Opened 12 years ago

Last modified 6 years ago

#18867 closed Cleanup/optimization

Restoring YAML fixtures with DateTimeField causes timezone warnings — at Version 2

Reported by: aigarius@… Owned by: Aymeric Augustin
Component: Database layer (models, ORM) Version: 1.4
Severity: Normal Keywords:
Cc: michi.schwarz@…, tehfink Triage Stage: Accepted
Has patch: no Needs documentation: no
Needs tests: no Patch needs improvement: no
Easy pickings: no UI/UX: no

Description (last modified by Russell Keith-Magee)

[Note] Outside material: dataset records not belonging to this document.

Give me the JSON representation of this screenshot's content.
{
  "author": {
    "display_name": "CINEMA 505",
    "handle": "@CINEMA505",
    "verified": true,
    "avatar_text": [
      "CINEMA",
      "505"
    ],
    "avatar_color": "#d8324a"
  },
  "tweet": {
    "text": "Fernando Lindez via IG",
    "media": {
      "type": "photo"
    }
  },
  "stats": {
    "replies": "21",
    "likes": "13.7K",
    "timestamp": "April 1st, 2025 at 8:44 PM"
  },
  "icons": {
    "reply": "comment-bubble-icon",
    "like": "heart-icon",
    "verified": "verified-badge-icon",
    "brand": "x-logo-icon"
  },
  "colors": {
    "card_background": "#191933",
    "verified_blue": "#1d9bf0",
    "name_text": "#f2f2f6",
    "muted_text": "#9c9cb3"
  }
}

Loading a YAML fixture with a timezone aware DateTimeField in Django 1.4 will cause the following warning even if the field is defined with timezone information in the YAML file

django/db/models/fields/__init__.py:808: RuntimeWarning: DateTimeField received a naive datetime (2012-08-27 13:01:56.784734) while time zone support is active.

Excerpt from testdata.yaml

[...] , insert_date: !!timestamp '2012-08-27 13:01:56.784734+00:00', [...]

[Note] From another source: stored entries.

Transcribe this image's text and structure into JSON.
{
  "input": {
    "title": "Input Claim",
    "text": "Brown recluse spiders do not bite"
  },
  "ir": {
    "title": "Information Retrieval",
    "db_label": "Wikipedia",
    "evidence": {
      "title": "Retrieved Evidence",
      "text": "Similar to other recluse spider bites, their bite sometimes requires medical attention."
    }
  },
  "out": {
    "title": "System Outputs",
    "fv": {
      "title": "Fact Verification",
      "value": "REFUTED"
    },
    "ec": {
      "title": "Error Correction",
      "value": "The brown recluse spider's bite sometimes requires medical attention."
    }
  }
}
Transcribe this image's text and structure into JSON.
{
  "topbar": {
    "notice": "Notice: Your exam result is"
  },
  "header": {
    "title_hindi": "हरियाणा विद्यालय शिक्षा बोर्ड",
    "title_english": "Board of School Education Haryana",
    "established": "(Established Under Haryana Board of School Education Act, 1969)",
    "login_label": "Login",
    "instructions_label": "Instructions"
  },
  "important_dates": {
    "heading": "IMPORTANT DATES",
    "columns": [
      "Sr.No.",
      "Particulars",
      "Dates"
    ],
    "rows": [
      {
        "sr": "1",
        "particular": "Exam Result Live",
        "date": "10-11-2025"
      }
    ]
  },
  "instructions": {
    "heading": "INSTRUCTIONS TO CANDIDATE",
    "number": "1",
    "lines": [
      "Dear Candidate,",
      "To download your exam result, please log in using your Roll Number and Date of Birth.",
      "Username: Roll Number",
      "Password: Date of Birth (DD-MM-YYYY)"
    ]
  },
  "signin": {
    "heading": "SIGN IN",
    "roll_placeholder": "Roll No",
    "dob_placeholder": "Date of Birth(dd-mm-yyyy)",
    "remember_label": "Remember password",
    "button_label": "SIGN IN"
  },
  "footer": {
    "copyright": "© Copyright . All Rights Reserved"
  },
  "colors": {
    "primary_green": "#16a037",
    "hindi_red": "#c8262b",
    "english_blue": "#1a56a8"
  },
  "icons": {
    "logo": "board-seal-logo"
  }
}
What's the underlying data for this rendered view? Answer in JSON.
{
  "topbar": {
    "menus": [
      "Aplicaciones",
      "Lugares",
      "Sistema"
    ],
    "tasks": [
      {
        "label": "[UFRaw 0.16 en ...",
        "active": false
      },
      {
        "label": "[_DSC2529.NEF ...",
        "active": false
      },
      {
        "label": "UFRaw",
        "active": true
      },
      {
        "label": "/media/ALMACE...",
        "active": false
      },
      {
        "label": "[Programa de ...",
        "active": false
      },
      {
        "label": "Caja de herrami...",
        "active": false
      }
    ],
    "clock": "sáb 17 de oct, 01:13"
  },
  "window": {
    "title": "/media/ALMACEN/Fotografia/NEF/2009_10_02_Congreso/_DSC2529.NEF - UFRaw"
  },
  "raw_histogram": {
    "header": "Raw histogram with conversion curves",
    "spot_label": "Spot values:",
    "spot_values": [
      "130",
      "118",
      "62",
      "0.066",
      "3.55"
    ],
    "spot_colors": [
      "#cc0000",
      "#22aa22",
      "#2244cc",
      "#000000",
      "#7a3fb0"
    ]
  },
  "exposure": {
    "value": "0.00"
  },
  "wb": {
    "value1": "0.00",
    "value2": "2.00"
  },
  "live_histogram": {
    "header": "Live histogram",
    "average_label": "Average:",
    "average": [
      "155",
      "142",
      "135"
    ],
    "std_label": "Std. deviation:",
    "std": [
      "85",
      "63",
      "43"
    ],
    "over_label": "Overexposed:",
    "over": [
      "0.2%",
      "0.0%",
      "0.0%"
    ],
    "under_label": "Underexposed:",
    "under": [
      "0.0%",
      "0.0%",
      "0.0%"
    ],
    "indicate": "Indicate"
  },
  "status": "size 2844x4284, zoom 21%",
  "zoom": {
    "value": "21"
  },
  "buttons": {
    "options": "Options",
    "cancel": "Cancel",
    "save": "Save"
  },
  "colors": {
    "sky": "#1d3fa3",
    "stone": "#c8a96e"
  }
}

The test data is loaded by adding "fixtures = testdata" at the start of a test case class.

This bug is mentioned in Django test suite - django/trunk/tests/modeltests/timezones/tests.py:SerializationTests

Note: the trick of "MyTests = override_settings(USE_TZ=False)(MyTests)" (from #17940) often does not work as expected, because you can then get "ValueError: SQLite backend does not support timezone-aware datetimes when USE_TZ is False" during fixture loading

Change History (2)

comment:1 by Aymeric Augustin, 12 years ago

Component: Database layer (models, ORM)Documentation
Owner: changed from nobody to Aymeric Augustin
Triage Stage: UnreviewedAccepted
Type: BugCleanup/optimization

Indeed, this is a bug in PyYAML, as described in this comment.

There hasn't been any activity whatsoever on PyYAML's tracker, besides the creation of new tickets, since over one year. The project looks abandoned.

We aren't going to removing support for YAML fixtures now just because of this bug in PyYAML. We can document this as a known problem here and tell people to use JSON fixtures.

Other ideas?

comment:2 by Russell Keith-Magee, 12 years ago

Description: modified (diff)

Historically, we haven't modified Django's docs to point out problems in downstream libraries -- the reasoning being that if the bug is fixed, there's never an action to correct Django's documentation and remove the warning. We've usually relied on the ticket tracker making it easy to find such problems.